Sometimes I think the Washington Post prints bullshit just to get hits (read: ad revenue) from people saying, wow, that's crap/offensive/terribly inappropriate. (Wait, did I just say "sometimes"? I think I meant "often".)
Most recently, they had
some asshat talking about why we should all use "retarded" as an insult, to you know, protect our right to free speech. Or something. His argument hit all the great topoi with barely a glancing blow at substance.
- Words mean different things! (so I might as well intend to offend you now!)
- Word meaning will evolve! (so I might as well intend to offend you now!)
- Offense is inevitable! (so I might as well intend to offend you now!)
He also gets the dumb-rhetorical-question prize. Rhetorical questions are the last refuge of the incompetent. Arguers use them in order to shift the burden of proof when they can't pull together a cogent argument.
- "Should certain groups of people, to the exclusion of others, be allowed to reclaim certain words?" (ummmm.... yes?)
- "So, if there are readily identifiable alternate meanings, what is the reason for censorship?" (ummmm.... it's not actually censorship when it's voluntary, and good people don't like to cause others pain?)

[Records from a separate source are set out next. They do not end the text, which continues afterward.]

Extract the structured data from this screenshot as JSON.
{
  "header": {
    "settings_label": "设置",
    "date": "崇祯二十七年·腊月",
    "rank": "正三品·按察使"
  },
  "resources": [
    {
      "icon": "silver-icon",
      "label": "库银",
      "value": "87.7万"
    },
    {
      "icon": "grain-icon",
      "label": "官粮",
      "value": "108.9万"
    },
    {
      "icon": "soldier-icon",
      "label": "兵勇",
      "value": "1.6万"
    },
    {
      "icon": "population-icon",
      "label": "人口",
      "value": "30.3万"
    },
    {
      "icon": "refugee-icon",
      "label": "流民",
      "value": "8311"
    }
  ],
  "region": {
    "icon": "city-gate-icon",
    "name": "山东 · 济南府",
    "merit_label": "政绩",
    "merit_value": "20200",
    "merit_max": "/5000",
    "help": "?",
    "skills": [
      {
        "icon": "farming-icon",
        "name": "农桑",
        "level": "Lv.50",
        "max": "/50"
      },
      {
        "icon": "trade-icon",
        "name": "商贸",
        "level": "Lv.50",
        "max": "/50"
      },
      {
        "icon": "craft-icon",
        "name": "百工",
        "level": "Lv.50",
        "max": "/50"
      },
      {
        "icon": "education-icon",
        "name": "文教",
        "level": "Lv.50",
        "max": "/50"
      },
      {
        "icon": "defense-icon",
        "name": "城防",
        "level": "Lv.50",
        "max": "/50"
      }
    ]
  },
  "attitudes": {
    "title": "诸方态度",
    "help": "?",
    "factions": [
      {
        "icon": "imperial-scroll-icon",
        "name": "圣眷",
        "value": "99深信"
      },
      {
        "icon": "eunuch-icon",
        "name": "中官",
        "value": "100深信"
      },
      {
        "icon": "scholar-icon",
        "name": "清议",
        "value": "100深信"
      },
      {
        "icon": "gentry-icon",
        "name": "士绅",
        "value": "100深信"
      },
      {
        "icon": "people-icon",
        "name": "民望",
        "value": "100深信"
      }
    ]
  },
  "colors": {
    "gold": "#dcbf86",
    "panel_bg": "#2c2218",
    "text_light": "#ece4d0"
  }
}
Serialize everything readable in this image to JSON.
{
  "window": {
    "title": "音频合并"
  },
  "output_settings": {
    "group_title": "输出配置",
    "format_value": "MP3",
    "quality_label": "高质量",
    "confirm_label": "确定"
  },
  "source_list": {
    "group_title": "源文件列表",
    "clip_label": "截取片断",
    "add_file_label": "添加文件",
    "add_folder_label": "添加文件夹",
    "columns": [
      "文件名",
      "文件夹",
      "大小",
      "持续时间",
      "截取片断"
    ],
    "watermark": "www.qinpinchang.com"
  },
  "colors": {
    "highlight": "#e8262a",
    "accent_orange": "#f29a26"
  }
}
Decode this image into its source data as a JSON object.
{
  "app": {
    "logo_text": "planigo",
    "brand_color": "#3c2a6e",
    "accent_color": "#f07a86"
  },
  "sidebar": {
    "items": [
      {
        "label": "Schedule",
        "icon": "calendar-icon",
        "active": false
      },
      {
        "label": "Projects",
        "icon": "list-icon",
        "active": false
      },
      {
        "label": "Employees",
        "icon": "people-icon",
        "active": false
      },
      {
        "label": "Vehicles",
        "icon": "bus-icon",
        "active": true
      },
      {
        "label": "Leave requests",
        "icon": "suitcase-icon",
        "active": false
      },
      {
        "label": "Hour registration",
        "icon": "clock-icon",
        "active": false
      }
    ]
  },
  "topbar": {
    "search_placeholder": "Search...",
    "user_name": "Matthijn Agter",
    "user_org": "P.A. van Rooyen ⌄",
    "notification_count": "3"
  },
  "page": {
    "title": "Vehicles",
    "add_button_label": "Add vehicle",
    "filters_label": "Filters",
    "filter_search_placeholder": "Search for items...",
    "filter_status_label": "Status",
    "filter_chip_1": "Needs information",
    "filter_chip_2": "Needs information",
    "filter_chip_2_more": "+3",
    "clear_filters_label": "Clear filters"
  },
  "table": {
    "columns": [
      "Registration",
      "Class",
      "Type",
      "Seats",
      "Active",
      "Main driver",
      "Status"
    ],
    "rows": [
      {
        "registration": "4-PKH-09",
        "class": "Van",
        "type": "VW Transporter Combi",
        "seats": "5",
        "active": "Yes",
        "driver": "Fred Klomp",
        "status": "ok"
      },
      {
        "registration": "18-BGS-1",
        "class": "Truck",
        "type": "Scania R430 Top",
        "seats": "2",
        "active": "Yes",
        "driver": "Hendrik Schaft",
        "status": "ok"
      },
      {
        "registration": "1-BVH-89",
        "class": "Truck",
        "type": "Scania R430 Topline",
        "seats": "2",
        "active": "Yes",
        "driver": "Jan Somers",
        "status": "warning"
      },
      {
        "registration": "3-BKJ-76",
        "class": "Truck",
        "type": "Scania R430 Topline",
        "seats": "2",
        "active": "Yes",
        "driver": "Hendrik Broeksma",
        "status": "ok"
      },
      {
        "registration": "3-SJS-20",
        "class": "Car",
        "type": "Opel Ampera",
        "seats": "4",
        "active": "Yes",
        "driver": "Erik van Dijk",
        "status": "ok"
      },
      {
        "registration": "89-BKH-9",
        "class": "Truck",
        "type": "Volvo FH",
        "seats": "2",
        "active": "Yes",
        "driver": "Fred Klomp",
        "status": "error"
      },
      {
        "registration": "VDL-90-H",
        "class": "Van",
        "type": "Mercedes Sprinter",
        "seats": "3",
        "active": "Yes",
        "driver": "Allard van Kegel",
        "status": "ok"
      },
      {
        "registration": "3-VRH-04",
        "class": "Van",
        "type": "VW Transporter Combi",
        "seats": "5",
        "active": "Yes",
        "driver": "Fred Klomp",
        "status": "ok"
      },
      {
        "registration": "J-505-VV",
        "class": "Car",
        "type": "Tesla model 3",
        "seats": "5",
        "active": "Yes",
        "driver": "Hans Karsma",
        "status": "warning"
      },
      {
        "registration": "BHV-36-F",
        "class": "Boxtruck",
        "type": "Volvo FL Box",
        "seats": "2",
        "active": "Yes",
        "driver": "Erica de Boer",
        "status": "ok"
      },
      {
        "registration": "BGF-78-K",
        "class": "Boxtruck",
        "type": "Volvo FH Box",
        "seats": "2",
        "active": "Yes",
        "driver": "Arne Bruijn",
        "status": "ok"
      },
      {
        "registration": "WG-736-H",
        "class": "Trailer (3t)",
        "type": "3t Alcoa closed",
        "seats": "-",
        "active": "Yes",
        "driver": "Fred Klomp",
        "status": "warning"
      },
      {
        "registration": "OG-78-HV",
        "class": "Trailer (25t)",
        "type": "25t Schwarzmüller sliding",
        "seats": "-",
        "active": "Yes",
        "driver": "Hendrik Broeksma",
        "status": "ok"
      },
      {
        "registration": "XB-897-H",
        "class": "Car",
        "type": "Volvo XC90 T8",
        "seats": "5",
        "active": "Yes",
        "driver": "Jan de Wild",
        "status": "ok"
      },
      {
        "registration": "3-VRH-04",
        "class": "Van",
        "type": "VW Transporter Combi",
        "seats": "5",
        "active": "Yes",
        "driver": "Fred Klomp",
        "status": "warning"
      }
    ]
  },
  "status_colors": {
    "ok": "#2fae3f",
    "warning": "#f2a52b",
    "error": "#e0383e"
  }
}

His thoughts about our liberties I didn't actually treat seriously until I went investigating for a photo of the man and found a bit more context (wanted to see if he was as white, stuck up and male as he sounded):
Restricting speech of any kind comes with a potential price -- needlessly institutionalized taboos, government censorship or abridged freedom of expression -- that we should be wary of paying.

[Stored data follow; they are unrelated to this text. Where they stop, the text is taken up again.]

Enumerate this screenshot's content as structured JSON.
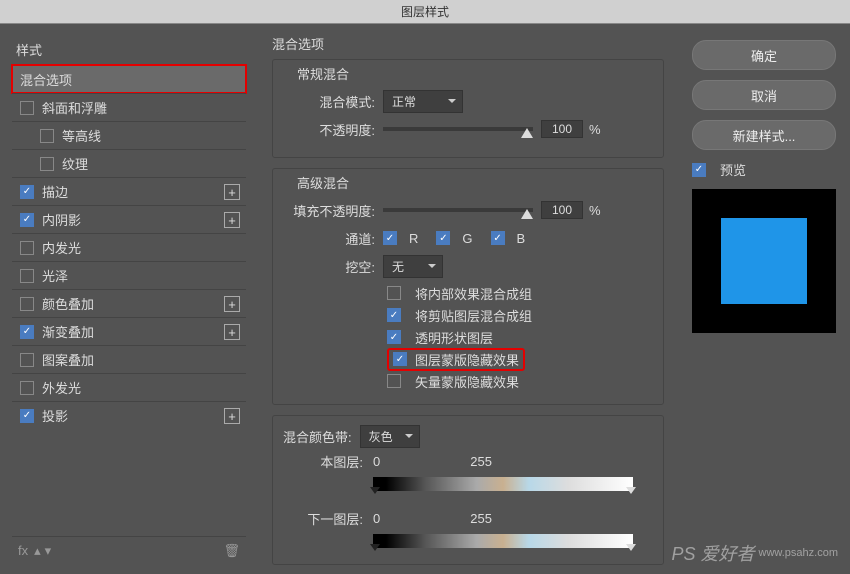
{
  "title": "图层样式",
  "sidebar": {
    "header": "样式",
    "items": [
      {
        "label": "混合选项",
        "checked": null,
        "selected": true,
        "highlight": true,
        "plus": false,
        "indent": false
      },
      {
        "label": "斜面和浮雕",
        "checked": false,
        "plus": false,
        "indent": false
      },
      {
        "label": "等高线",
        "checked": false,
        "plus": false,
        "indent": true
      },
      {
        "label": "纹理",
        "checked": false,
        "plus": false,
        "indent": true
      },
      {
        "label": "描边",
        "checked": true,
        "plus": true,
        "indent": false
      },
      {
        "label": "内阴影",
        "checked": true,
        "plus": true,
        "indent": false
      },
      {
        "label": "内发光",
        "checked": false,
        "plus": false,
        "indent": false
      },
      {
        "label": "光泽",
        "checked": false,
        "plus": false,
        "indent": false
      },
      {
        "label": "颜色叠加",
        "checked": false,
        "plus": true,
        "indent": false
      },
      {
        "label": "渐变叠加",
        "checked": true,
        "plus": true,
        "indent": false
      },
      {
        "label": "图案叠加",
        "checked": false,
        "plus": false,
        "indent": false
      },
      {
        "label": "外发光",
        "checked": false,
        "plus": false,
        "indent": false
      },
      {
        "label": "投影",
        "checked": true,
        "plus": true,
        "indent": false
      }
    ],
    "footer_fx": "fx"
  },
  "center": {
    "title": "混合选项",
    "normal": {
      "title": "常规混合",
      "mode_label": "混合模式:",
      "mode_value": "正常",
      "opacity_label": "不透明度:",
      "opacity_value": "100",
      "pct": "%"
    },
    "advanced": {
      "title": "高级混合",
      "fill_label": "填充不透明度:",
      "fill_value": "100",
      "pct": "%",
      "channel_label": "通道:",
      "ch_r": "R",
      "ch_g": "G",
      "ch_b": "B",
      "knockout_label": "挖空:",
      "knockout_value": "无",
      "opts": [
        {
          "label": "将内部效果混合成组",
          "checked": false
        },
        {
          "label": "将剪贴图层混合成组",
          "checked": true
        },
        {
          "label": "透明形状图层",
          "checked": true
        },
        {
          "label": "图层蒙版隐藏效果",
          "checked": true,
          "highlight": true
        },
        {
          "label": "矢量蒙版隐藏效果",
          "checked": false
        }
      ]
    },
    "blendif": {
      "title": "混合颜色带:",
      "value": "灰色",
      "this_label": "本图层:",
      "this_lo": "0",
      "this_hi": "255",
      "under_label": "下一图层:",
      "under_lo": "0",
      "under_hi": "255"
    }
  },
  "right": {
    "ok": "确定",
    "cancel": "取消",
    "newstyle": "新建样式...",
    "preview": "预览"
  },
  "watermark": {
    "brand": "PS 爱好者",
    "url": "www.psahz.com"
  }
}
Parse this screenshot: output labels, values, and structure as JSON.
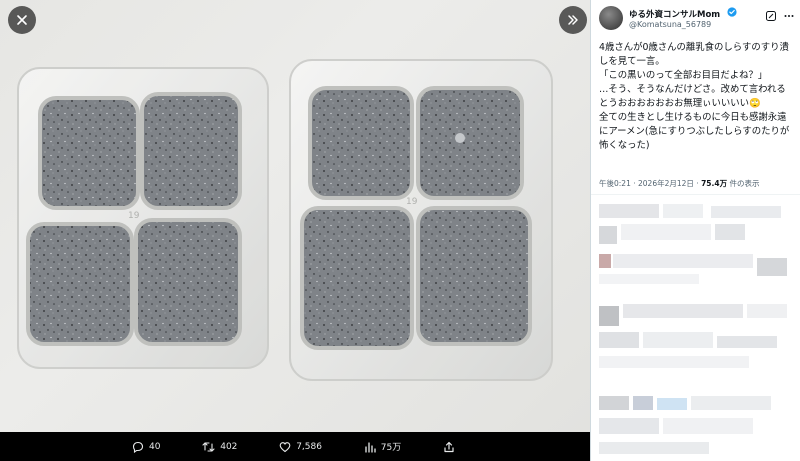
{
  "viewer": {
    "close_icon": "close-icon",
    "expand_icon": "double-chevron-right-icon",
    "photo_alt": "",
    "tray_number": "19",
    "actions": {
      "replies": "40",
      "reposts": "402",
      "likes": "7,586",
      "views": "75万"
    }
  },
  "post": {
    "display_name": "ゆる外資コンサルMom",
    "handle": "@Komatsuna_56789",
    "text_lines": [
      "4歳さんが0歳さんの離乳食のしらすのすり潰しを見て一言。",
      "「この黒いのって全部お目目だよね？」",
      "…そう、そうなんだけどさ。改めて言われるとうおおおおおおお無理ぃいいいい🙄",
      "全ての生きとし生けるものに今日も感謝永遠にアーメン(急にすりつぶしたしらすのたりが怖くなった)"
    ],
    "time": "午後0:21",
    "date": "2026年2月12日",
    "views_count": "75.4万",
    "views_label": "件の表示"
  },
  "colors": {
    "verified": "#1d9bf0",
    "panel_bg": "#ffffff",
    "viewer_bg": "#000000"
  }
}
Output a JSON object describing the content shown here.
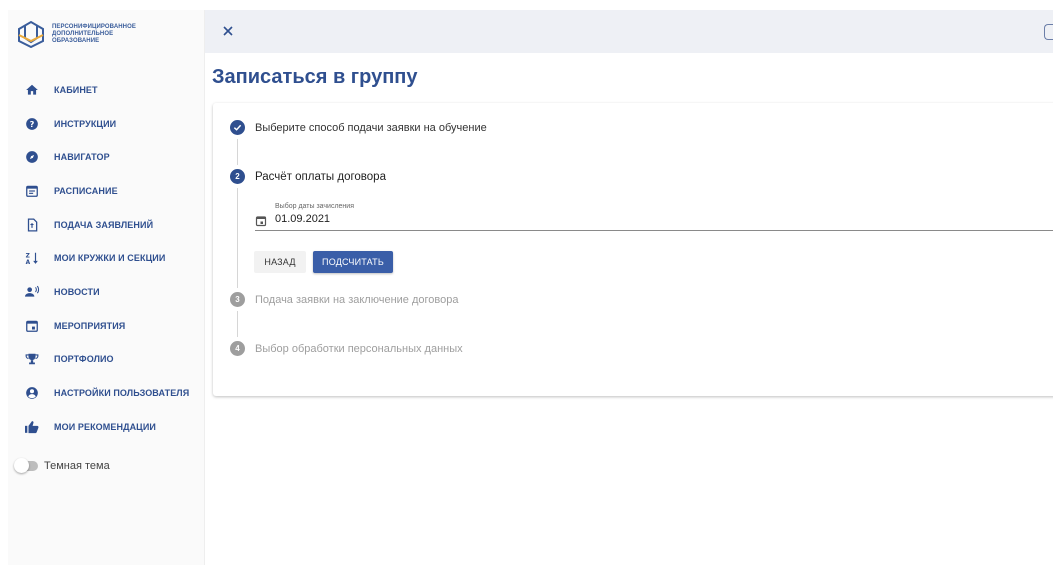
{
  "app": {
    "logo_lines": [
      "ПЕРСОНИФИЦИРОВАННОЕ",
      "ДОПОЛНИТЕЛЬНОЕ",
      "ОБРАЗОВАНИЕ"
    ]
  },
  "sidebar": {
    "items": [
      {
        "label": "КАБИНЕТ",
        "icon": "home-icon"
      },
      {
        "label": "ИНСТРУКЦИИ",
        "icon": "help-icon"
      },
      {
        "label": "НАВИГАТОР",
        "icon": "compass-icon"
      },
      {
        "label": "РАСПИСАНИЕ",
        "icon": "schedule-icon"
      },
      {
        "label": "ПОДАЧА ЗАЯВЛЕНИЙ",
        "icon": "file-upload-icon"
      },
      {
        "label": "МОИ КРУЖКИ И СЕКЦИИ",
        "icon": "sort-icon"
      },
      {
        "label": "НОВОСТИ",
        "icon": "announcement-icon"
      },
      {
        "label": "МЕРОПРИЯТИЯ",
        "icon": "event-icon"
      },
      {
        "label": "ПОРТФОЛИО",
        "icon": "trophy-icon"
      },
      {
        "label": "НАСТРОЙКИ ПОЛЬЗОВАТЕЛЯ",
        "icon": "account-icon"
      },
      {
        "label": "МОИ РЕКОМЕНДАЦИИ",
        "icon": "thumb-up-icon"
      }
    ],
    "theme_toggle": {
      "label": "Темная тема",
      "on": false
    }
  },
  "main": {
    "title": "Записаться в группу",
    "steps": [
      {
        "number": "",
        "label": "Выберите способ подачи заявки на обучение",
        "state": "done"
      },
      {
        "number": "2",
        "label": "Расчёт оплаты договора",
        "state": "active"
      },
      {
        "number": "3",
        "label": "Подача заявки на заключение договора",
        "state": "inactive"
      },
      {
        "number": "4",
        "label": "Выбор обработки персональных данных",
        "state": "inactive"
      }
    ],
    "date_field": {
      "label": "Выбор даты зачисления",
      "value": "01.09.2021"
    },
    "buttons": {
      "back": "НАЗАД",
      "calculate": "ПОДСЧИТАТЬ"
    }
  },
  "colors": {
    "accent": "#2f4f8f",
    "button_primary": "#3a5ea8",
    "topbar": "#eef0f5",
    "inactive": "#9e9e9e"
  }
}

(I ignored that point as soon as he followed it up with:
For example, stigmatizing the N-word has elicited new problems, including an overeagerness to detect insult where none is intended and the use of excessively harsh punishment against those who use the word wrongly.)
But looking deeper into it (and perhaps I'm looking so deeply that I'm reading in), I think he's trying (badly) to argue that restricting
any speech, even voluntarily, enables small segments of the population to manipulate the rights of everyone, through claims of consensus and moral right. When I think just
in terms of the MPAA,* I almost have to agree.

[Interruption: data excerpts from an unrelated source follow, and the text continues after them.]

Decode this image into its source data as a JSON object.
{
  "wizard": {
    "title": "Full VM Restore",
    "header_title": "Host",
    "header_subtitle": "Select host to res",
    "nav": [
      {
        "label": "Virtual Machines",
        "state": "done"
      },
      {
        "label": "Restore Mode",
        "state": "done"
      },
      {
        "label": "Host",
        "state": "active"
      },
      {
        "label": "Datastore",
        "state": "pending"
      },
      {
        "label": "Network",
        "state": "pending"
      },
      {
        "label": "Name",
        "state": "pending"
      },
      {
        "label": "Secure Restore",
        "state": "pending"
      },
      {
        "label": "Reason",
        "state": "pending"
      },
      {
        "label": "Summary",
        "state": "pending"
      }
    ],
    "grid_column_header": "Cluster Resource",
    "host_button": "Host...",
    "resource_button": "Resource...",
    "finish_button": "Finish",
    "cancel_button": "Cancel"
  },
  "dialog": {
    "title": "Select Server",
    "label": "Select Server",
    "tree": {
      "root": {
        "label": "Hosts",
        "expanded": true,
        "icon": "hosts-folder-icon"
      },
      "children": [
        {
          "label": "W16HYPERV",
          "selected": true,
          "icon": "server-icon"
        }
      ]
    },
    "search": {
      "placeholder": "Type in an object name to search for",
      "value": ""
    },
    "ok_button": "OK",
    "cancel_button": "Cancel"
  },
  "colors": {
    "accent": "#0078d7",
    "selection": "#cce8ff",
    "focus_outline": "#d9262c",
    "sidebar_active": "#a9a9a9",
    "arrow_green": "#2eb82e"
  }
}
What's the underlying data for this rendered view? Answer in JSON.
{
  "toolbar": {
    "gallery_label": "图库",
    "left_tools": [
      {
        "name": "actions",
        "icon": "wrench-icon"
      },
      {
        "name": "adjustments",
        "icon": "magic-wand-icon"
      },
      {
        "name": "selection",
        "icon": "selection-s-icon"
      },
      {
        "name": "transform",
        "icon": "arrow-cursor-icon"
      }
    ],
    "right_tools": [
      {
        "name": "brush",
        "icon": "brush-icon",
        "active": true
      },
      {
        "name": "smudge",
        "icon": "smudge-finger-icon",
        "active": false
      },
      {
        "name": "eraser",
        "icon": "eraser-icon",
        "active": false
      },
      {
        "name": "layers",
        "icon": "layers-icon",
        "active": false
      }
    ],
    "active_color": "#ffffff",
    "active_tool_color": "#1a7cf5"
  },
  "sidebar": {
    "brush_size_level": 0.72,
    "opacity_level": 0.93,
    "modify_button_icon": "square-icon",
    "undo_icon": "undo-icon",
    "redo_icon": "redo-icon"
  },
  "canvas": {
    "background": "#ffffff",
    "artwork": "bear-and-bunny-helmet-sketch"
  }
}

Except, somehow, I still can't get on board with phrases like "don't be so retarded" or "that's so gay" (examples from his op ed of dangerous-to-restrict speech). Those comments are designed to cause pain; they are tied intimately together with disgust; their effect is to make people even more uncomfortable for being who they are (and don't have a choice but to be), or for loving someone the speaker finds so distasteful.
The MPAA doesn't fall even close on that rubric.
* The better scene is the one where the filmmaker compares gay sex scenes and straight sex scenes. He uses examples of the same sex acts shot exactly the same way, and then provides the film ratings. It's MPAA gold, but apparently too gold to be available for free on the internets.